Belize and Guatemala reaffirm ties with Taiwan

“Together we can promote our shared values ​​such as democracy, the right of the people to self-determination and respect for international law,” said Johnny Briceño, Prime Minister of Belize, in a speech before the country’s National Assembly.

Belize is following in the footsteps of Guatemala, another Taiwan ally, whose leader declared his relationship with the autonomous island “immutable” during a visit by Ms. Ing-wen.

The two Central American nations represent two of Taiwan’s 13 formal allies around the world, a number that has dwindled as China pushes and funnels money to isolate the island.

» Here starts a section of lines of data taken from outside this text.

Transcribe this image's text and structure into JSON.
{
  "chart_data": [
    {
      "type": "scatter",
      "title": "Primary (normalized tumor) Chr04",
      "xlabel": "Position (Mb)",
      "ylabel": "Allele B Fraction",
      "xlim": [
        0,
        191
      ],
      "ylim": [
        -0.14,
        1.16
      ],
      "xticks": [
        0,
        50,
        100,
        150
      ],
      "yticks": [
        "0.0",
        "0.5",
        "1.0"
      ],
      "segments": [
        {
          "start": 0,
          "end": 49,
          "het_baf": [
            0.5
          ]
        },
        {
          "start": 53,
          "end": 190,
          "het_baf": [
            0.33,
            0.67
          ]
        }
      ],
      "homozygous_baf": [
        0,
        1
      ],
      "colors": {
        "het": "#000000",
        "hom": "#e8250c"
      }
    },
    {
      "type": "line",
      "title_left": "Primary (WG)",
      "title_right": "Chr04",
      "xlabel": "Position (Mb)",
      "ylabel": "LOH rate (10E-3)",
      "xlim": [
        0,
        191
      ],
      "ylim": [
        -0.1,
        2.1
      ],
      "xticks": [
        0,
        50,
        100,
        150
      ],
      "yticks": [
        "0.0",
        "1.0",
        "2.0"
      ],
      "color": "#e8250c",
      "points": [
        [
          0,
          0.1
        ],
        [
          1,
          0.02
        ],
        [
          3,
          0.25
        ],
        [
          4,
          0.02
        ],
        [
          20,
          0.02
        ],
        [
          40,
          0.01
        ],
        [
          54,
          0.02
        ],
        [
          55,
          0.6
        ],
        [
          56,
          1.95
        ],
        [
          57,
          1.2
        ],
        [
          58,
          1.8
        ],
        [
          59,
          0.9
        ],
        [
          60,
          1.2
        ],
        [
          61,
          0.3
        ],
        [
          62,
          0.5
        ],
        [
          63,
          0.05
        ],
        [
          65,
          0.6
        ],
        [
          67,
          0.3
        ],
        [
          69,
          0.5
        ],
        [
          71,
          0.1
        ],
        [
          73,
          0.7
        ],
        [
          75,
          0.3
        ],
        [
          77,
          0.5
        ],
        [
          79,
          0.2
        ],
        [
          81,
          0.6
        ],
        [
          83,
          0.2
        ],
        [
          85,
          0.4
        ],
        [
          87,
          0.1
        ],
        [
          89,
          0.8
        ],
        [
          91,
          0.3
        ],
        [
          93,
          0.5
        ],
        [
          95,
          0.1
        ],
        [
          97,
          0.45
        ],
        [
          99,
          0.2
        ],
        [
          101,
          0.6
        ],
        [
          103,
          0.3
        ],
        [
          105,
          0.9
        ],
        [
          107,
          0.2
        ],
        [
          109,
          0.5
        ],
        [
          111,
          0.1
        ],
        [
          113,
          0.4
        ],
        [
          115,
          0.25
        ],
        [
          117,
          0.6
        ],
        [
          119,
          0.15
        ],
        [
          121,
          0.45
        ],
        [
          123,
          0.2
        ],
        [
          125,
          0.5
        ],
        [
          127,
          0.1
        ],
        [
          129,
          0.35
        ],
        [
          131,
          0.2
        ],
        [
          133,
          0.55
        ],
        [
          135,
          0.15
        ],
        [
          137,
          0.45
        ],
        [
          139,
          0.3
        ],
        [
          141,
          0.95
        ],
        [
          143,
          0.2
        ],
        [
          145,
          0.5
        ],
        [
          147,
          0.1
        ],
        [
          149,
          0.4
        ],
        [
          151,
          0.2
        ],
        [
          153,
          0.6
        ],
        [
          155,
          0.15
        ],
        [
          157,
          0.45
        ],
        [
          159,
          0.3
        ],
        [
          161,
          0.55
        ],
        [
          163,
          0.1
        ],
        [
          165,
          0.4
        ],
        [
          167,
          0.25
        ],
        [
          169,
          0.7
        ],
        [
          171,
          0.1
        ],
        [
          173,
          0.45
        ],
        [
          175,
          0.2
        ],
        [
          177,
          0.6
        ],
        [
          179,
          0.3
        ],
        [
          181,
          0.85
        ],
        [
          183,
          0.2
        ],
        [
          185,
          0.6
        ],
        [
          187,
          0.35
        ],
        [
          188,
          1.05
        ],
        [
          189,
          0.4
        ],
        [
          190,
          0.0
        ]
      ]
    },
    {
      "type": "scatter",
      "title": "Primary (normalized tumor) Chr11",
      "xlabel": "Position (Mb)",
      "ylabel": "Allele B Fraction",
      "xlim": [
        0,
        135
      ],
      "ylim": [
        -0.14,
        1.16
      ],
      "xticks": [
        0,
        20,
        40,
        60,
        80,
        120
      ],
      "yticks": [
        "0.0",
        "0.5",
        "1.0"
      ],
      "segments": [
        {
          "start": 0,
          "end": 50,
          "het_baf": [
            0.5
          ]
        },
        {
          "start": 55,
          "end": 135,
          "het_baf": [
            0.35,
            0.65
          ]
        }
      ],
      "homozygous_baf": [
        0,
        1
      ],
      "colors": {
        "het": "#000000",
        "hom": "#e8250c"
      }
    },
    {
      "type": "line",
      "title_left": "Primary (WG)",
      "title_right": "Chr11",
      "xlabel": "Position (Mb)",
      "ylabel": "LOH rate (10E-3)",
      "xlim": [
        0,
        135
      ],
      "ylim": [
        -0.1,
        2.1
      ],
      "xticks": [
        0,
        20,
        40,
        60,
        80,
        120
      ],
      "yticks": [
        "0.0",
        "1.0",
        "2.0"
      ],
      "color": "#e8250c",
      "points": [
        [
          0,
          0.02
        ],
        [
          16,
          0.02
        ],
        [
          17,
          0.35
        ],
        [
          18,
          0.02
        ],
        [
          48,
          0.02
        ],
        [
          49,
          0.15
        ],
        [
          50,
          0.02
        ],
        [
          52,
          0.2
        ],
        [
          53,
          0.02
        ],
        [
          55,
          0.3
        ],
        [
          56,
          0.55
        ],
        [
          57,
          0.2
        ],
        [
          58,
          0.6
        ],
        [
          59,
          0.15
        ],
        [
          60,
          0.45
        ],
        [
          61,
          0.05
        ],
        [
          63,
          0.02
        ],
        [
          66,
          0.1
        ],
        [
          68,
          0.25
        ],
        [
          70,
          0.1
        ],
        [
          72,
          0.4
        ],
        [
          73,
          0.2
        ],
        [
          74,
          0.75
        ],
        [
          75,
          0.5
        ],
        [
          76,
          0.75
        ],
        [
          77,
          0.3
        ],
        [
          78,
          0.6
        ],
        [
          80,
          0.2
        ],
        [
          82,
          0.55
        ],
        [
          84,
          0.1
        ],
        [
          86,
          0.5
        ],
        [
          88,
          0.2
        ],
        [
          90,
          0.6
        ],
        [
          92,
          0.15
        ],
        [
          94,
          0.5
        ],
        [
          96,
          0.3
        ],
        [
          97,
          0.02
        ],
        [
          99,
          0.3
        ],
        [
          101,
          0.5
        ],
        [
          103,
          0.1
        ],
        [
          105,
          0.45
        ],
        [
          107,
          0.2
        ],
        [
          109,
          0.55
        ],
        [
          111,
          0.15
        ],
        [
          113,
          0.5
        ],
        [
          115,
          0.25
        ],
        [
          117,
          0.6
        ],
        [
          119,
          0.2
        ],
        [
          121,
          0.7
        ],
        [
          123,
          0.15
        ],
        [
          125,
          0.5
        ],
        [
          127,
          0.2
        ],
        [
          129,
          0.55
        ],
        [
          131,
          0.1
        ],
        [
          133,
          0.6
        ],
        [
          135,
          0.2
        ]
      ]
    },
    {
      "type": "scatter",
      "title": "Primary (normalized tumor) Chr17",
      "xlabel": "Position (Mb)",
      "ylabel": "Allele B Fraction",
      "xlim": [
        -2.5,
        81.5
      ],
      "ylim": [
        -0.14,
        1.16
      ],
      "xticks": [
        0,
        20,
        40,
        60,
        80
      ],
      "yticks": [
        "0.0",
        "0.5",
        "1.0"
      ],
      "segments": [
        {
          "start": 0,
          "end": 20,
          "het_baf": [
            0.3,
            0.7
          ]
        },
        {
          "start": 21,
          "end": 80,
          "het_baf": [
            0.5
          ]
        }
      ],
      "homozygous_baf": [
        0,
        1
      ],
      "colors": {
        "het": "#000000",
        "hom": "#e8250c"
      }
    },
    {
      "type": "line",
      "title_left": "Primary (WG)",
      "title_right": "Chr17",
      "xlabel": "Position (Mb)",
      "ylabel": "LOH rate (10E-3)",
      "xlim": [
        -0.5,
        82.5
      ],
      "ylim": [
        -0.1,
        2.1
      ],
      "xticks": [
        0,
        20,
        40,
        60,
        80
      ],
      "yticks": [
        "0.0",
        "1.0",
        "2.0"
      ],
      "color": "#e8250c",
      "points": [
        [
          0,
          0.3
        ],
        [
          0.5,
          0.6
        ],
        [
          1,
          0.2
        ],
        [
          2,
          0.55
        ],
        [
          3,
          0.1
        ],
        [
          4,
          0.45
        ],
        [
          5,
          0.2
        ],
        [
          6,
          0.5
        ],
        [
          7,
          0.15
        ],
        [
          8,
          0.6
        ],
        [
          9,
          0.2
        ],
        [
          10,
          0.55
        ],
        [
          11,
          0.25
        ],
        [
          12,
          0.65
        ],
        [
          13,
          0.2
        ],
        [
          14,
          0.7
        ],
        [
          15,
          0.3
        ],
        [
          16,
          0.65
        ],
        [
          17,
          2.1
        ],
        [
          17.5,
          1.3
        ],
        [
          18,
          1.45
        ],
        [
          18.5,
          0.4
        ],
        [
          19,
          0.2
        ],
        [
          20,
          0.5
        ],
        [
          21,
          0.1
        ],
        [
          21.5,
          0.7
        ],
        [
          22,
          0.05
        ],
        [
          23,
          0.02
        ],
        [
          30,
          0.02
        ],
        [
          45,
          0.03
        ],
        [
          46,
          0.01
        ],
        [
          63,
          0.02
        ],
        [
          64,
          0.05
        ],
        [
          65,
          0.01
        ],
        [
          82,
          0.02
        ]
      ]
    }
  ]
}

Belize Taiwan Central America
Belizean Prime Minister Johnny Briceño speaks during the visit of Taiwanese President Tsai Ing-wen to the National Assembly in Belmopan, Belize (Moises Castillo/AP)

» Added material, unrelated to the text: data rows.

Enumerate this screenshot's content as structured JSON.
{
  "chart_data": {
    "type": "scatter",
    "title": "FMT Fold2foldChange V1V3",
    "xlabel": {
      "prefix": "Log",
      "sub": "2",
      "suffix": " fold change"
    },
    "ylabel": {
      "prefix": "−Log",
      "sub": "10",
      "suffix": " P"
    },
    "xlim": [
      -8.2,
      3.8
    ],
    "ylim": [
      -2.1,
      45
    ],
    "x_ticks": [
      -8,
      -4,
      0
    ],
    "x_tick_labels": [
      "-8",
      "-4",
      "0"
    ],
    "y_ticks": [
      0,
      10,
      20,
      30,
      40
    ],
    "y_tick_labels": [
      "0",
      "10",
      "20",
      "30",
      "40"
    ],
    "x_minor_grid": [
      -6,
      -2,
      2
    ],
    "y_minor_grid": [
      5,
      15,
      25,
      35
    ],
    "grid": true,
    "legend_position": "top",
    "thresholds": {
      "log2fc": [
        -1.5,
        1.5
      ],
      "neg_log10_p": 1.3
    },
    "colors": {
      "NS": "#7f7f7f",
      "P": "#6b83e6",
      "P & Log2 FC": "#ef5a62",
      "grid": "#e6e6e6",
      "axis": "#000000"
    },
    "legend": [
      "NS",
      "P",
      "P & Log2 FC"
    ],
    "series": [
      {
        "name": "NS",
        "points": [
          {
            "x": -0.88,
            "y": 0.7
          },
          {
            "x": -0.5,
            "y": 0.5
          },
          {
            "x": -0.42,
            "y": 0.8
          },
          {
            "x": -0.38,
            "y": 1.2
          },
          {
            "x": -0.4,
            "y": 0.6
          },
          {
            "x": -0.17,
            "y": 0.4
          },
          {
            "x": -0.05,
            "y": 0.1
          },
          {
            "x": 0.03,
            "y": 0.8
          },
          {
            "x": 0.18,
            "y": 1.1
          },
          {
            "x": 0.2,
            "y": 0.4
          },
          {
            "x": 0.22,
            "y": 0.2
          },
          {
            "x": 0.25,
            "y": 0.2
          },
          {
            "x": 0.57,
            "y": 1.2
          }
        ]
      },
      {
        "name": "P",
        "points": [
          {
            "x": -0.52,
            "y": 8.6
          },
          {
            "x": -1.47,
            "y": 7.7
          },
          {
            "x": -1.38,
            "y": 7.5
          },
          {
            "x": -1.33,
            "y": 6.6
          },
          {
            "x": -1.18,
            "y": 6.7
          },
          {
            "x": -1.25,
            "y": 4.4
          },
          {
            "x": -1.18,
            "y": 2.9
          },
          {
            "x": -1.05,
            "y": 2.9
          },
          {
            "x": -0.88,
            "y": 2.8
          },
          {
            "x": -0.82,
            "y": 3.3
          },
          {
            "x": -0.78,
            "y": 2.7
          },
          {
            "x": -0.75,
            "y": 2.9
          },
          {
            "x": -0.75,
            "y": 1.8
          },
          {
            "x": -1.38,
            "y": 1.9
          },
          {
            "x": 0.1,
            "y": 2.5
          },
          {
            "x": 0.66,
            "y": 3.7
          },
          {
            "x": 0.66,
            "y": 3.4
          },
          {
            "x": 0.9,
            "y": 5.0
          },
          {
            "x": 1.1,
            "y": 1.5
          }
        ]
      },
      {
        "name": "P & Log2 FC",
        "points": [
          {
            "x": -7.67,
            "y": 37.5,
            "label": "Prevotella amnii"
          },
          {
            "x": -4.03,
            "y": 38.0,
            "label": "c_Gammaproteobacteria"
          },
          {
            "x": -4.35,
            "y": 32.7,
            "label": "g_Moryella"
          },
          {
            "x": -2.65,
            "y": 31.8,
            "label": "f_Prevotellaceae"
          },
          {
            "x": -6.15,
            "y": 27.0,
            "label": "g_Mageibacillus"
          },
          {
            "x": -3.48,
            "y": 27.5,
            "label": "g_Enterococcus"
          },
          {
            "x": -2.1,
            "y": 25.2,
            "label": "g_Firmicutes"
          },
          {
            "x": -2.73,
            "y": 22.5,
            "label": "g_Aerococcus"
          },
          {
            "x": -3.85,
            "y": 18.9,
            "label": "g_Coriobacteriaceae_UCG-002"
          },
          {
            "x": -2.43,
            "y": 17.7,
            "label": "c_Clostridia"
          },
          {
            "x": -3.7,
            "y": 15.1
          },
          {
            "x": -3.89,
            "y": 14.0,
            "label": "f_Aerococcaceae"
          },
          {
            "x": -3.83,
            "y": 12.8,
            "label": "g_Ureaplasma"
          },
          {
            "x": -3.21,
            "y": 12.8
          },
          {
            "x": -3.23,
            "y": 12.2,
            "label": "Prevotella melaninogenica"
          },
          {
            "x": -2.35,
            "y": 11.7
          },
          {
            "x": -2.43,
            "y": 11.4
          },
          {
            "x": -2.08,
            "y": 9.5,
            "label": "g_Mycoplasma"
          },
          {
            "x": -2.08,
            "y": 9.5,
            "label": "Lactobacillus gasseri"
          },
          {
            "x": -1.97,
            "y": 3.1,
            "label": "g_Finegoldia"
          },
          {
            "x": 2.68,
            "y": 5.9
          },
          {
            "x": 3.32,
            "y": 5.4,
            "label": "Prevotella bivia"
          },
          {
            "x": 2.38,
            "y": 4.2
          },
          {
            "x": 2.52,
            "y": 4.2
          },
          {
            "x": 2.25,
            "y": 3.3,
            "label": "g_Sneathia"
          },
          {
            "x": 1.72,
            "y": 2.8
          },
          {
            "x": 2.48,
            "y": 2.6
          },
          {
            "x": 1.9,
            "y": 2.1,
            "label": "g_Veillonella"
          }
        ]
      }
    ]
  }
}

The trip came just a week after Honduras announced it was cutting allegiances to Taiwan in favor of China, possibly prompted by a hydroelectric dam project in central Honduras built by a Chinese company.

Over the past two decades, China has slowly carved out a foothold in Latin America by pouring money into the region, investing in major infrastructure, energy and space projects.

That investment has translated into growing power for China and a growing number of allies at a time of geopolitical importance.

“The people of Taiwan face constant threats and pressure from their neighbor across the Taiwan Strait,” Ms. Ing-wen said of China, speaking in the Belizean capital Belmopan.

Taipei, meanwhile, has struggled to keep up.

During her stay in Guatemala, Ms. Ing-wen visited a rural hospital built with a donation from Taiwan.

Meanwhile, before the National Assembly of Belize, the country’s leader, Mr. Briceño, listed a series of development projects financed by Taiwan, including agricultural programs and funds to build key infrastructure such as hospitals.